それから5年後の2025年、スウィフトさんはアメリカンフットボール選手トラビス・ケルシーさんとの婚約を発表し、自分の歌で歌った壁を乗り越えた。ケルシーさんはおよそ9000万ドル(約132億3000万円)の資産を持つ米国上位1%の富裕層だが、スウィフトさんは16億ドルを超える資産を有する億万長者だ。「妻の方が夫より稼ぐ夫婦」が新たなトレンドとなりつつある米国社会で、スウィフトさん自身がその象徴的存在になった。ウォール・ストリート・ジャーナル(WSJ)はこのように、妻が夫と同程度、あるいはそれ以上に稼ぐ夫婦が米国内で増えている現象を最近の報道で取り上げた。
◇女性、より稼いでも家事負担は依然大きく…葛藤の要素は残る
WSJは、スウィフトさんのカップルはあくまで象徴的な事例にすぎず、女性の家計への貢献度が男性を上回る傾向はすでに米社会の「ニュー・ノーマル(時代の変化に伴い新しく浮上した基準)」になっていると指摘した。
統計もそれを裏づけている。米ワシントンD.C.の非営利シンクタンク「ピュー・リサーチ・センター」が2023年に発表した研究結果によると、異性間の結婚において妻が夫より多く稼ぐ夫婦の割合は1970年代初頭には約3%に過ぎなかったが、2023年には10%とおよそ3倍に増加した。同期間、妻が家庭の唯一の生計維持者であるケースも2%から6%へと3倍に増えた。さらに、夫婦がほぼ同水準の所得を得ている割合も2013年の23%から2023年には29%に上昇している。

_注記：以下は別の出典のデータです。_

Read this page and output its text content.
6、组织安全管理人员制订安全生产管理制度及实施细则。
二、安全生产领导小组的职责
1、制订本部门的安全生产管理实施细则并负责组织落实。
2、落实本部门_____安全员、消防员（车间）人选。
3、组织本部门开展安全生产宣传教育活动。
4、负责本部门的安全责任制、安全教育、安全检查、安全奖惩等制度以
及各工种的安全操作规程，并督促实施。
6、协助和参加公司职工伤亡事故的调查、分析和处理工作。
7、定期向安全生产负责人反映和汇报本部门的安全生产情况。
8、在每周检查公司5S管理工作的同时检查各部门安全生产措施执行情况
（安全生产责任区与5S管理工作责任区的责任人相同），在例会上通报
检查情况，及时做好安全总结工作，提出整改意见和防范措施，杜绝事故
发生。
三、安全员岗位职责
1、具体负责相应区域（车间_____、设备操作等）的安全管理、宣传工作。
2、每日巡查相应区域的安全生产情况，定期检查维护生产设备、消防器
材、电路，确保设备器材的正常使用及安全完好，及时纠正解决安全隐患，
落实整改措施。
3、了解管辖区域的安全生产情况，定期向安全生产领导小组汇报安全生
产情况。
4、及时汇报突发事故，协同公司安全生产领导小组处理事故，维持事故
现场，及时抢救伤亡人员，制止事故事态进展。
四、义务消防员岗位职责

これに対して、コネティカット大学社会学科のクリスティン・L・ムンシュ准教授は「最も多く稼ぐ者が家族の主要な意思決定を主導することが多いが、現在では女性が家庭内でその役割を担うケースが増えている」と分析した。WSJはまた、「妻が夫より高い収入を得るようになると、家庭内の力関係も女性中心に再構築される可能性がある」とし、「こうした状況は、男性を無力化させ、夫婦関係を破綻させるのではないかという恐れから長くタブー視されてきたが、いまやこのような状況に慣れつつある人々が増えている」と報じた。
しかしWSJは、伝統的な性役割意識と、妻の所得優位という新しい潮流の衝突が、依然として家庭内の葛藤を引き起こす要因になり得ると分析している。
ムンシュ准教授は「女性が生計維持者であっても、依然として家事や育児をより多く担う場合が多く、そのような状況では経済的に自立した女性が不幸を我慢せず離婚を選ぶ可能性が高い」と説明した。学術誌『American Sociological Review(ASR)』によると、ハーバード大学社会学科のAlexandra Killewald教授が2016年に行った研究では、夫がフルタイムで雇用されている場合とそうでない場合とを比較したところ、翌年に離婚する確率は前者が2.5%にとどまったのに対し、後者では3.3%に上昇した。
精神分析専門家で作家のErica Komisar氏は「女性が一家の稼ぎ手となる機会を得たことは道徳的な勝利だが、このような文化的進歩には個人や家庭に心理的不安や負担が伴う」と述べた。